Unnamed Project Milestone

I have completed a draft of the “beat sheet” for the unnamed project I’m creating for Glass Cage Productions. It took the entire week I scheduled, and now I understand why so many of my other writing projects failed, or were mired in mediocrity. This was an arduous task. It surprised me because I thought I knew the story I wanted to write, but using John Truby’s Anatomy of Story technique, and fitting it into the Beat Sheet I sought, taught me a great deal more.

A bit of background: the story was borne of a conversation about story concepts. We wanted to do a comedy, and we wanted it to be either a mafia story or a cop story. I proposed a number of premises to Glass Cage, and together we settled on “unnamed project.” I then went about the business of refining the premise, inventing characters, and dreaming up potential story lines.

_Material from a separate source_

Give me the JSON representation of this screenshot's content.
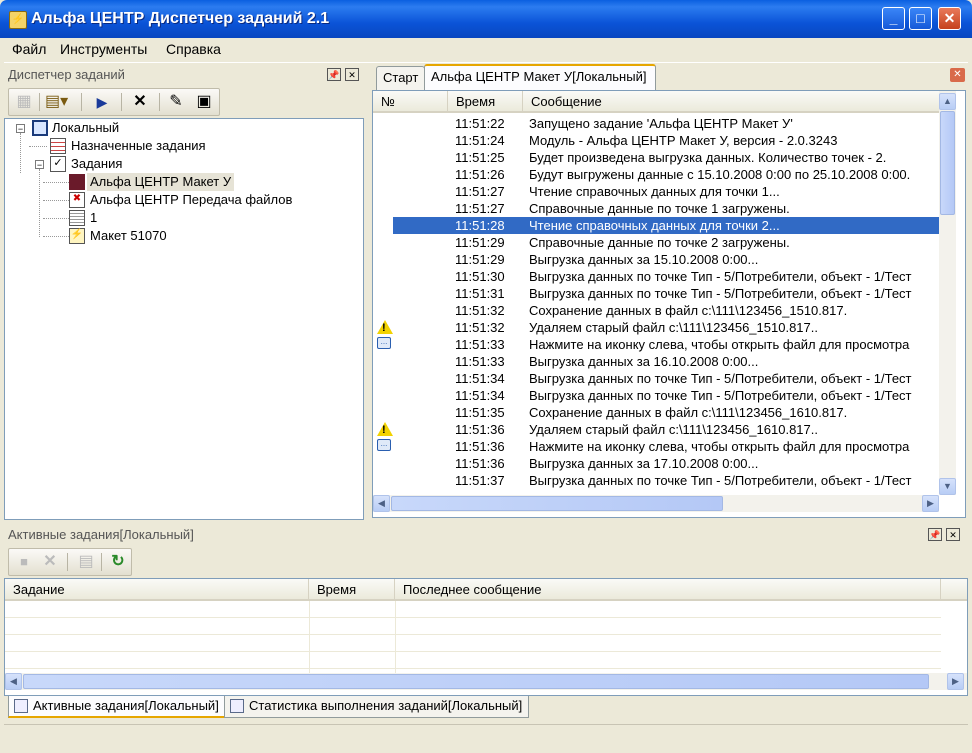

I’m a big fan of Noah Lukeman‘s discussions about creating story, so I pursued character studies, allowed those to change the story, and then I tweaked and changed all the elements until I got to what seemed a good approach.

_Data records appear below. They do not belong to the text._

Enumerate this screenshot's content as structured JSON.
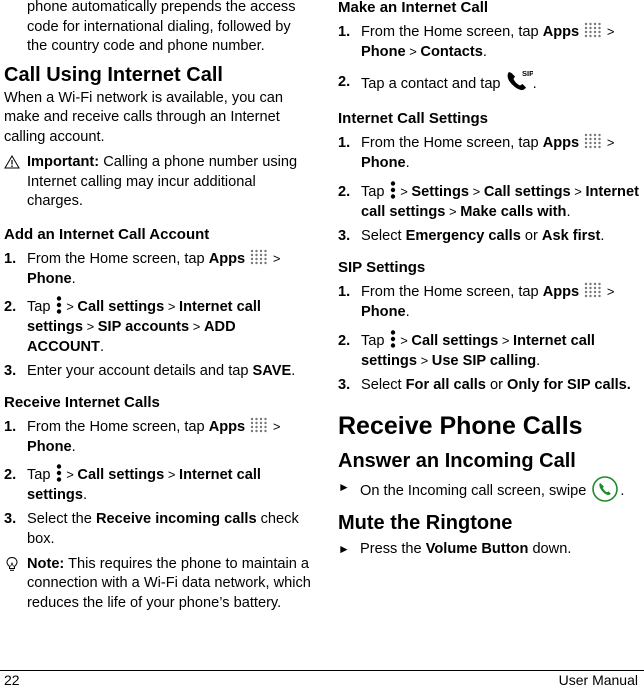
{
  "left": {
    "intro_continued": "phone automatically prepends the access code for international dialing, followed by the country code and phone number.",
    "section_title": "Call Using Internet Call",
    "section_body": "When a Wi-Fi network is available, you can make and receive calls through an Internet calling account.",
    "important": {
      "icon": "warning-triangle-icon",
      "label": "Important:",
      "text": " Calling a phone number using Internet calling may incur additional charges."
    },
    "add_account": {
      "title": "Add an Internet Call Account",
      "steps": [
        {
          "num": "1.",
          "a": "From the Home screen, tap ",
          "b1": "Apps",
          "c": " > ",
          "b2": "Phone",
          "d": "."
        },
        {
          "num": "2.",
          "a": "Tap ",
          "c1": " > ",
          "b1": "Call settings",
          "c2": " > ",
          "b2": "Internet call settings",
          "c3": " > ",
          "b3": "SIP accounts",
          "c4": " > ",
          "b4": "ADD ACCOUNT",
          "d": "."
        },
        {
          "num": "3.",
          "a": "Enter your account details and tap ",
          "b1": "SAVE",
          "d": "."
        }
      ]
    },
    "receive_calls": {
      "title": "Receive Internet Calls",
      "steps": [
        {
          "num": "1.",
          "a": "From the Home screen, tap ",
          "b1": "Apps",
          "c": " > ",
          "b2": "Phone",
          "d": "."
        },
        {
          "num": "2.",
          "a": "Tap ",
          "c1": " > ",
          "b1": "Call settings",
          "c2": " > ",
          "b2": "Internet call settings",
          "d": "."
        },
        {
          "num": "3.",
          "a": "Select the ",
          "b1": "Receive incoming calls",
          "d": " check box."
        }
      ]
    },
    "note": {
      "icon": "lightbulb-icon",
      "label": "Note:",
      "text": " This requires the phone to maintain a connection with a Wi-Fi data network, which reduces the life of your phone’s battery."
    }
  },
  "right": {
    "make_call": {
      "title": "Make an Internet Call",
      "steps": [
        {
          "num": "1.",
          "a": "From the Home screen, tap ",
          "b1": "Apps",
          "c": " > ",
          "b2": "Phone",
          "c2": " > ",
          "b3": "Contacts",
          "d": "."
        },
        {
          "num": "2.",
          "a": "Tap a contact and tap ",
          "d": "."
        }
      ],
      "sip_label": "SIP"
    },
    "settings": {
      "title": "Internet Call Settings",
      "steps": [
        {
          "num": "1.",
          "a": "From the Home screen, tap ",
          "b1": "Apps",
          "c": " > ",
          "b2": "Phone",
          "d": "."
        },
        {
          "num": "2.",
          "a": "Tap ",
          "c1": " > ",
          "b1": "Settings",
          "c2": " > ",
          "b2": "Call settings",
          "c3": " > ",
          "b3": "Internet call settings",
          "c4": " > ",
          "b4": "Make calls with",
          "d": "."
        },
        {
          "num": "3.",
          "a": "Select ",
          "b1": "Emergency calls",
          "c": " or ",
          "b2": "Ask first",
          "d": "."
        }
      ]
    },
    "sip": {
      "title": "SIP Settings",
      "steps": [
        {
          "num": "1.",
          "a": "From the Home screen, tap ",
          "b1": "Apps",
          "c": " > ",
          "b2": "Phone",
          "d": "."
        },
        {
          "num": "2.",
          "a": "Tap ",
          "c1": " > ",
          "b1": "Call settings",
          "c2": " > ",
          "b2": "Internet call settings",
          "c3": " > ",
          "b3": "Use SIP calling",
          "d": "."
        },
        {
          "num": "3.",
          "a": "Select ",
          "b1": "For all calls",
          "c": " or ",
          "b2": "Only for SIP calls."
        }
      ]
    },
    "chapter_title": "Receive Phone Calls",
    "answer": {
      "title": "Answer an Incoming Call",
      "bullet": "►",
      "text": "On the Incoming call screen, swipe ",
      "end": ".",
      "icon_color": "#1f8a2e"
    },
    "mute": {
      "title": "Mute the Ringtone",
      "bullet": "►",
      "a": "Press the ",
      "b": "Volume Button",
      "d": " down."
    }
  },
  "footer": {
    "page_number": "22",
    "title": "User Manual"
  }
}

I put the project on hiatus for several months while I finished a romantic comedy. During that time, I had unnamed project on my mind, and the character’s voices spoke to me at various times. This itself is another technique–allowing a story to grow on its own in the recesses of your mind. I started the story a number of times, but it fell flat and I abandoned the efforts quickly. Also during this time, I was learning about the Beat Sheet from Nail your Novel, and Anatomy of Story, and worked with Steve Kaplan. (This is turning into another whorish post, but all these people are a great influence!)

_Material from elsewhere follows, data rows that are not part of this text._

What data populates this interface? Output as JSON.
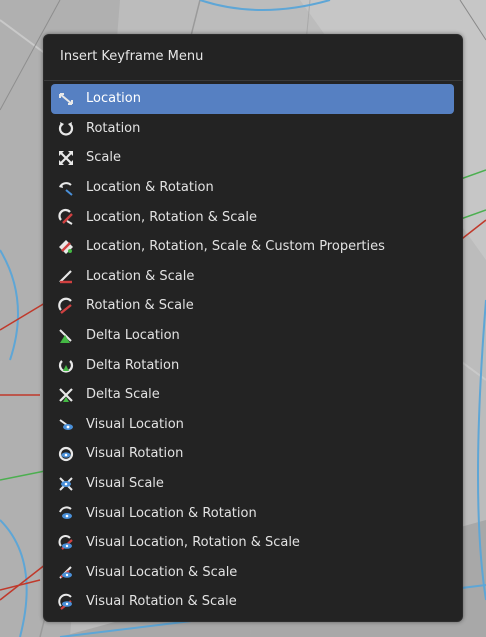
{
  "menu": {
    "title": "Insert Keyframe Menu",
    "items": [
      {
        "label": "Location",
        "icon": "location-icon",
        "active": true
      },
      {
        "label": "Rotation",
        "icon": "rotation-icon"
      },
      {
        "label": "Scale",
        "icon": "scale-icon"
      },
      {
        "label": "Location & Rotation",
        "icon": "location-rotation-icon"
      },
      {
        "label": "Location, Rotation & Scale",
        "icon": "location-rotation-scale-icon"
      },
      {
        "label": "Location, Rotation, Scale & Custom Properties",
        "icon": "location-rotation-scale-custom-icon"
      },
      {
        "label": "Location & Scale",
        "icon": "location-scale-icon"
      },
      {
        "label": "Rotation & Scale",
        "icon": "rotation-scale-icon"
      },
      {
        "label": "Delta Location",
        "icon": "delta-location-icon"
      },
      {
        "label": "Delta Rotation",
        "icon": "delta-rotation-icon"
      },
      {
        "label": "Delta Scale",
        "icon": "delta-scale-icon"
      },
      {
        "label": "Visual Location",
        "icon": "visual-location-icon"
      },
      {
        "label": "Visual Rotation",
        "icon": "visual-rotation-icon"
      },
      {
        "label": "Visual Scale",
        "icon": "visual-scale-icon"
      },
      {
        "label": "Visual Location & Rotation",
        "icon": "visual-location-rotation-icon"
      },
      {
        "label": "Visual Location, Rotation & Scale",
        "icon": "visual-location-rotation-scale-icon"
      },
      {
        "label": "Visual Location & Scale",
        "icon": "visual-location-scale-icon"
      },
      {
        "label": "Visual Rotation & Scale",
        "icon": "visual-rotation-scale-icon"
      }
    ]
  },
  "colors": {
    "menu_bg": "#232323",
    "highlight": "#5680c2",
    "text": "#e2e2e2",
    "viewport_bg": "#b9b9b9"
  }
}
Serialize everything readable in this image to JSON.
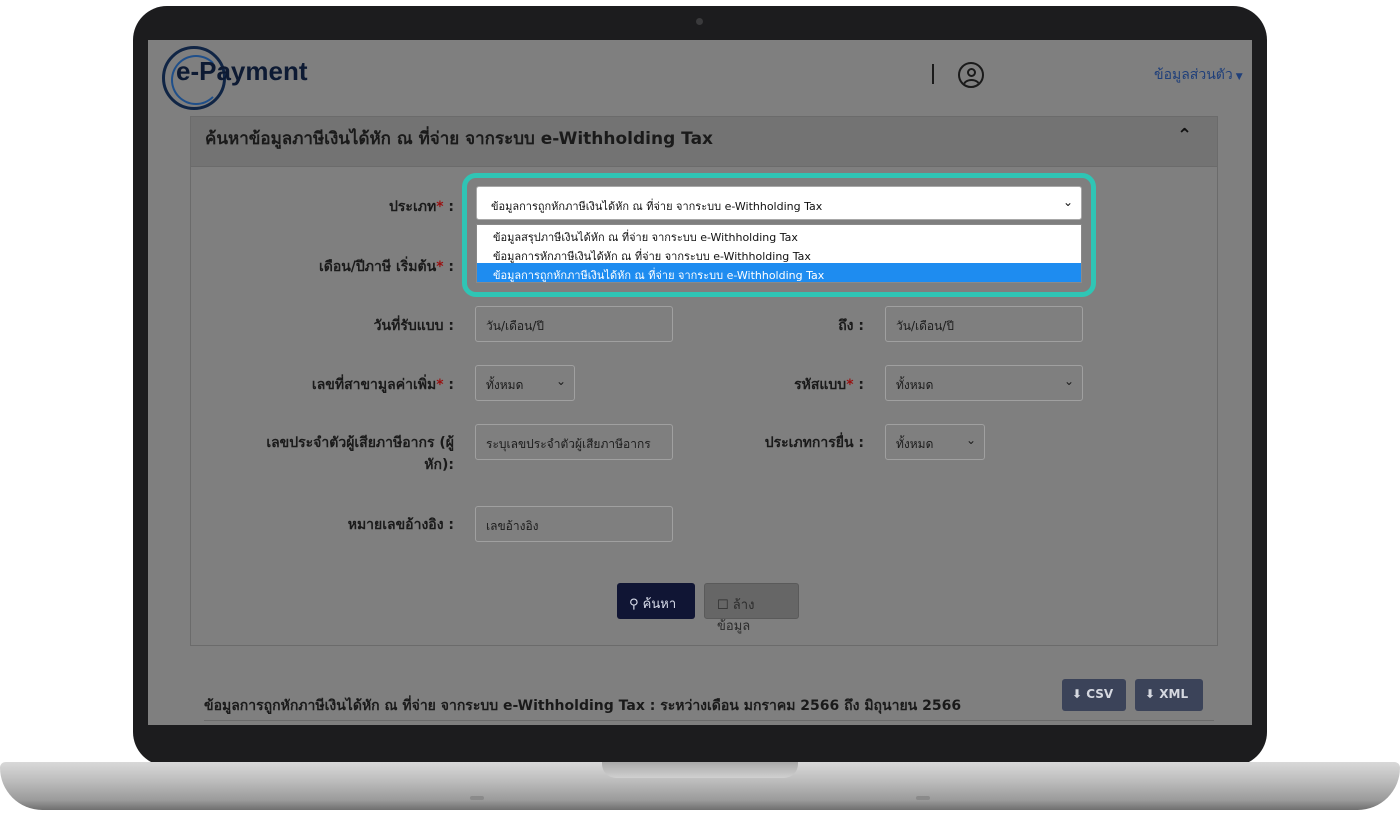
{
  "header": {
    "logo_text": "e-Payment",
    "profile_menu_label": "ข้อมูลส่วนตัว"
  },
  "panel": {
    "title": "ค้นหาข้อมูลภาษีเงินได้หัก ณ ที่จ่าย จากระบบ e-Withholding Tax"
  },
  "form": {
    "type_label": "ประเภท",
    "type_value": "ข้อมูลการถูกหักภาษีเงินได้หัก ณ ที่จ่าย จากระบบ e-Withholding Tax",
    "type_options": [
      "ข้อมูลสรุปภาษีเงินได้หัก ณ ที่จ่าย จากระบบ e-Withholding Tax",
      "ข้อมูลการหักภาษีเงินได้หัก ณ ที่จ่าย จากระบบ e-Withholding Tax",
      "ข้อมูลการถูกหักภาษีเงินได้หัก ณ ที่จ่าย จากระบบ e-Withholding Tax"
    ],
    "start_month_label": "เดือน/ปีภาษี เริ่มต้น",
    "receive_date_label": "วันที่รับแบบ :",
    "receive_date_placeholder": "วัน/เดือน/ปี",
    "to_label": "ถึง :",
    "to_placeholder": "วัน/เดือน/ปี",
    "vat_branch_label": "เลขที่สาขามูลค่าเพิ่ม",
    "vat_branch_value": "ทั้งหมด",
    "form_code_label": "รหัสแบบ",
    "form_code_value": "ทั้งหมด",
    "taxpayer_id_label": "เลขประจำตัวผู้เสียภาษีอากร (ผู้หัก):",
    "taxpayer_id_placeholder": "ระบุเลขประจำตัวผู้เสียภาษีอากร",
    "filing_type_label": "ประเภทการยื่น :",
    "filing_type_value": "ทั้งหมด",
    "reference_label": "หมายเลขอ้างอิง :",
    "reference_placeholder": "เลขอ้างอิง",
    "colon": ":",
    "required_mark": "*"
  },
  "buttons": {
    "search_label": "ค้นหา",
    "clear_label": "ล้างข้อมูล",
    "csv_label": "CSV",
    "xml_label": "XML"
  },
  "results": {
    "title": "ข้อมูลการถูกหักภาษีเงินได้หัก ณ ที่จ่าย จากระบบ e-Withholding Tax : ระหว่างเดือน มกราคม 2566 ถึง มิถุนายน 2566"
  },
  "colors": {
    "highlight_frame": "#2fc5b5",
    "selected_option": "#1e8cf0",
    "search_button": "#101534",
    "export_button": "#3b4359"
  }
}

At last, I began to focus my attention on “unnamed project.” The entire Anatomy of Story work has taken almost a month, with this last week the most demanding, because “Scene Weaving” calls into question all the work you’ve done previously, and you may have to adjust your ideas. It’s frustrating and humbling. But now that I’ve hammered unnamed project into a cohesive outline, I’m surprised at the result and anxious to get started with the first draft.

But first, I must revise my romantic comedy for a few contests.